Шивера тут, перед мельничным глубоким плесом, протяженностью в полкилометра. Мельничной или Верстовой ее еще называют.
По берегу не пролезешь – чаща. Не леску на удочке, так штаны или рубаху на себе порвешь и на кустах лоскутьями оставишь – метки. Хожу, в кедах, по самой шивере. Мокрый по пояс. Вода в Пещанке родниковая: в горсть зачерпнув, попьешь – зубы ломит. Так мы всегда рыбачим на Пещанке. Только глубокие плеса по берегу обходим. А где по горло даже – по реке – устанешь меньше, нарыбачившись.
Перекат весь прошел, сверху вниз. Поймал хариусов, харюзей по-нашему, сорок. Больших нет. Средненький. Наполнил ими, переложив их листьями крапивы, кан до самой крышки.
Замерзать начал. Пойду, думаю.
Пошел. Согрелся на ходу.
Наткнулся на кусты смородины. Целая палестина, мама бы сказала. Ягода крупная, рясная – набрать не во что, внутрь только – и объелся. У нас не говорят черная смородина или красная. У нас черная – это смородина, а красная – это кислица. Эту, смородину, люблю, ну а уж кислицу – в охотку.
Домой пришел. Натянувший плечо кан с рыбой поставил под навес на чурку. Удилище из рук пока не выпускаю.
Дяди Захара и папки в ограде нет. Бревно, на котором они сидели, свободное. Только лежит на нем папкина, когда-то черная, теперь бурая, выгоревшая уже, кепка-восьмиклинка и точно такая же дяди Захара.
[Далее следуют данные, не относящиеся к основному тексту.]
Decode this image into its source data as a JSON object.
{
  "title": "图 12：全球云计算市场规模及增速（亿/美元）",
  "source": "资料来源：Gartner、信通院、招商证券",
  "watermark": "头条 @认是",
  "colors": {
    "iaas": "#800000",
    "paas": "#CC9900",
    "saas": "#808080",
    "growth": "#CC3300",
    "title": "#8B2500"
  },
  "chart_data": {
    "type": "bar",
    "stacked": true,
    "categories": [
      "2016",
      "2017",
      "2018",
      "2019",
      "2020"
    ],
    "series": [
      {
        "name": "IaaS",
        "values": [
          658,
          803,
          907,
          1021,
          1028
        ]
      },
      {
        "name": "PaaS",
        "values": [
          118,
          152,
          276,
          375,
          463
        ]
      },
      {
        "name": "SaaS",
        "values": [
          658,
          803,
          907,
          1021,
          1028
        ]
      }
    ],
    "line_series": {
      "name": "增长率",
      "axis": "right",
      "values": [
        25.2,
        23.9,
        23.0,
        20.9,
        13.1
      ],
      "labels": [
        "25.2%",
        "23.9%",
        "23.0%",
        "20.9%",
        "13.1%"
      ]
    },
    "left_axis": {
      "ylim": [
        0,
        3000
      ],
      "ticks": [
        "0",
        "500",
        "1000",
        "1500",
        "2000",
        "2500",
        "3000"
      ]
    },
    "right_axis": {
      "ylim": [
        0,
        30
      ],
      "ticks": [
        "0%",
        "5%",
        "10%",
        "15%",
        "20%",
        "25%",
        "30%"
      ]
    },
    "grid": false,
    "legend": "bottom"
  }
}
Будто они, дядя Захар и папка, вылетели из-под них куда-то, улетучились.
И где искать теперь их, думаю.
Петух на страже. Глаз на меня скосил. Боится – видит в руках моих оружие, знает, что им получит по хребту. С таким шустрым и беспардонным противником не до гуманизма. Сунул удилище под крышу. К крыльцу направился. Следить за петухом, головорезом, все равно надо, чуть обробеешь только, тут же и получишь.
Но без атаки обошлось. Петух задумался, похоже. Мудреет, может?.. Это вряд ли.
Зашел в избу. Нинка на диване – книжку читает. Мама на кухне – из русской печи репу пареную ухватом достает. Паренкой пахнет.
– Есть, – говорю, – хочу.
– Проголодался, – говорит мама. – Слава Богу. То не заставишь. А вот па́ренки не хочешь?
– Давай, – говорю.
– А суп?.. Нина сварила… овощной.
– Пока не буду.
– Только, – говорит мама, – похвалила человека. С репы одной сытый не будешь.
– Я молока потом попью.
– Другое дело… Ну, хошь с хлебом. Ой, а штаны-то… Мокрый-то такой чё?
– Да так, – говорю.
– Переоденься.
– Хорошо.
– Не хорошо, а прямо счас же.
– Да, прямо счас переоденусь. А где папка? – спрашиваю.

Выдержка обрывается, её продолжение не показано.